THE GREAT FLOODS IN THE MIDDLE WEST

WITH THE RENEWED SUGGESTION OF A WIDE-REACHING PROJECT OF FLOOD-MITIGATION

ONE cannot read of the recent disastrous overflow of the rivers of the Ohio Valley watershed without a sinking of the heart, to think how near is happiness to grief. That thousands, apparently through no fault of their own, should be overwhelmed by the relentless powers of nature, takes us back to a pagan conception of the universe, until we begin to sum up the unpagan-like solidarity in the sympathy of mankind, the touch of human nature that makes the whole world kin. Senator Root recently said that “the progress of civilization is marked by the destruction of isolation,” meaning, of course, by the drawing together of men through common ideas, interests, and even sorrows. It is no perfunctory thought that out of such calamities come many of the heroisms, the sacrifices, the lightning-like-flashes of spiritual revelation that ennoble humanity.

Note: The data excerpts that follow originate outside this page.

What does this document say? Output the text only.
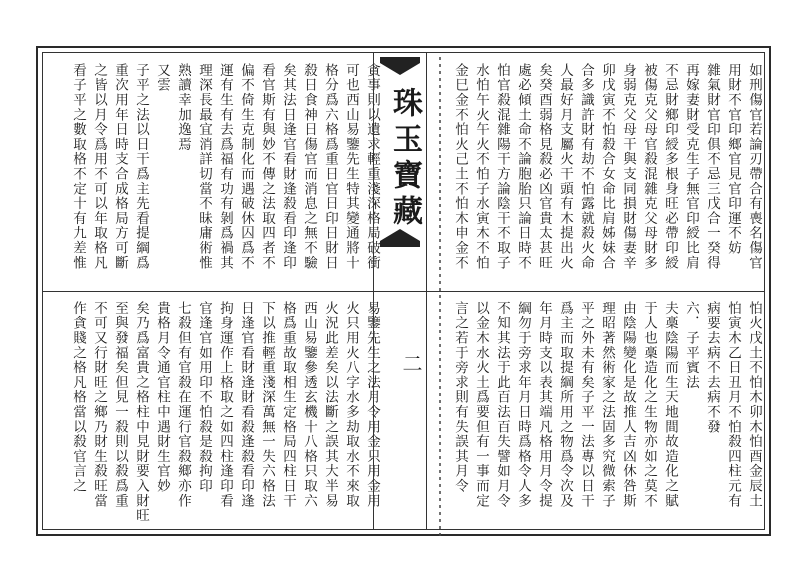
貪事則以遺求輕重淺深格局破衝
可也西山易鑒先生特其變通將十
格分爲六格爲重日官日印日財日
殺日食神日傷官而消息之無不驗
矣其法日逢官看財逢殺看印逢印
看官斯有與妙不傳之法取四者不
偏不倚生克制化而遇破休囚爲不
運有生有去爲福有功有剝爲禍其
理深長最宜消詳切當不昧庸術惟
熟讀幸加逸焉
又雲
子平之法以日干爲主先看提綱爲
重次用年日時支合成格局方可斷
之皆以月令爲用不可以年取格凡
看子平之數取格不定十有九差惟
易鑒先生之法月令用金只用金用
火只用火八字水多劫取水不來取
火況此差矣以法斷之誤其大半易
西山易鑒參透玄機十八格只取六
格爲重故取相生定格局四柱日干
下以推輕重淺深萬無一失六格法
日逢官看財逢財看殺逢殺看印逢
拘身運作上格取之如四柱逢印看
官逢官如用印不怕殺是殺拘印
七殺但有官殺在運行官殺鄉亦作
貴格月令通官柱中遇財生官妙
矣乃爲富貴之格柱中見財要入財旺
至與發福矣但見一殺則以殺爲重
不可又行財旺之鄉乃財生殺旺當
作貪賤之格凡格當以殺官言之
珠玉寶藏
二
如刑傷官若論刃帶合有喪名傷官
用財不官印鄉官見官印運不妨
雜氣財官印俱不忌三戊合一癸得
再嫁妻財受克生子無官印綬比肩
不忌財鄉印綬多根身旺必帶印綬
被傷克父母官殺混雜克父母財多
身弱克父母干與支同損財傷妻辛
卯戊寅不怕殺合女命比肩姊妹合
合多識許財有劫不怕露就殺火命
人最好月支屬火干頭有木提出火
矣癸酉弱格見殺必凶官貴太甚旺
處必傾土命不論胞胎只論日時不
怕官殺混雜陽干方論陰干不取子
水怕午火午火不怕子水寅木不怕
金巳金不怕火己土不怕木申金不
怕火戊土不怕木卯木怕酉金辰土
怕寅木乙日丑月不怕殺四柱元有
病要去病不去病不發
六．子平賓法
夫槀陰陽而生天地間故造化之賦
于人也槀造化之生物亦如之莫不
由陰陽變化是故推人吉凶休咎斯
理昭著然術家之法固多究微索子
平之外未有矣子平一法專以日干
爲主而取提綱所用之物爲令次及
年月時支以表其端凡格用月令提
綱勿于旁求年月日時爲格令人多
不知其法于此百法百失譬如月令
以金木水火土爲要但有一事而定
言之若于旁求則有失誤其月令
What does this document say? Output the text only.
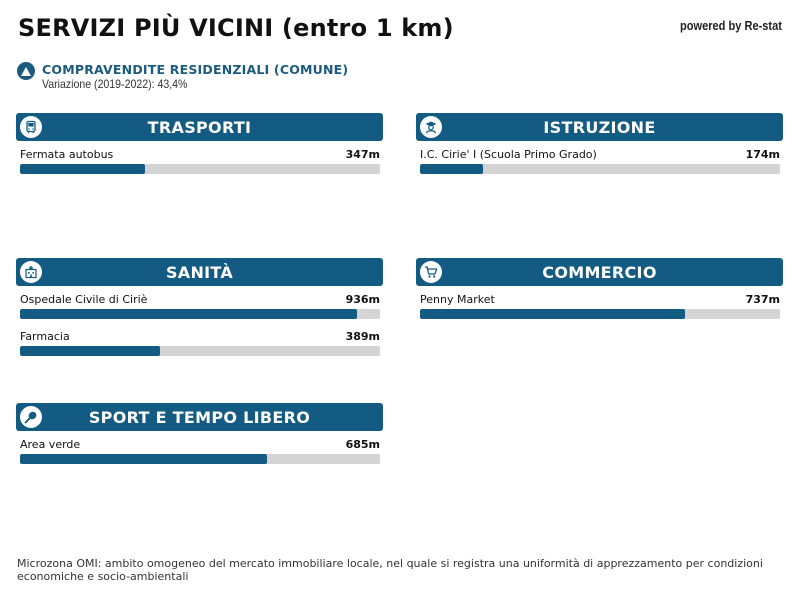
SERVIZI PIÙ VICINI (entro 1 km)	powered by Re-stat
COMPRAVENDITE RESIDENZIALI (COMUNE)
Variazione (2019-2022): 43,4%
TRASPORTI
Fermata autobus	347m
ISTRUZIONE
I.C. Cirie' I (Scuola Primo Grado)	174m
SANITÀ
Ospedale Civile di Ciriè	936m
Farmacia	389m
COMMERCIO
Penny Market	737m
SPORT E TEMPO LIBERO
Area verde	685m
Microzona OMI: ambito omogeneo del mercato immobiliare locale, nel quale si registra una uniformità di apprezzamento per condizioni economiche e socio-ambientali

With becoming awe at what seems to have been unpreventable, it is sadly appropriate to inquire what might have been done in past years to lessen the recurrent tragedy of the western floods. To be sure, one cannot by a gesture bid the tempest stand, but nothing is more demonstrable than that the greed and neglect of man have greatly contributed to the destructiveness of floods. The devastation of the ax leads direct to the devastation of the waters. The excessive deforesting of Ohio and Indiana for a hundred years is no illusory or negligible factor in the crisis of death and desolation that has fallen upon those States.

In this magazine for August, 1912, in an article entitled “A Duty of the South to Itself,” written apropos of the Mississippi floods of last year, we renewed a suggestion which we first made in 1904 and have since several times repeated, looking toward the mitigation of the annual peril to the Ohio and Mississippi valleys. It presented the urgent necessity of setting on foot a policy of coöperation among the Eastern States to save from destruction the flood-restraining upper reaches of the entire Appalachian range. As a matter of public interest, this article was sent to all senators and members of Congress, to the Southern and other newspapers, and to the governors and Chambers of Commerce in the Ohio and Mississippi valleys. Although the suggestion was in the plainest conformity with scientific opinion, it apparently fell upon deaf ears. The imagination of no governor or legislator has been roused to the point of action. After we have reckoned up the cost of the recent floods in lives and money, shall we lie down again to pleasant dreams, oblivious of the fact that to sow neglect is to reap calamity?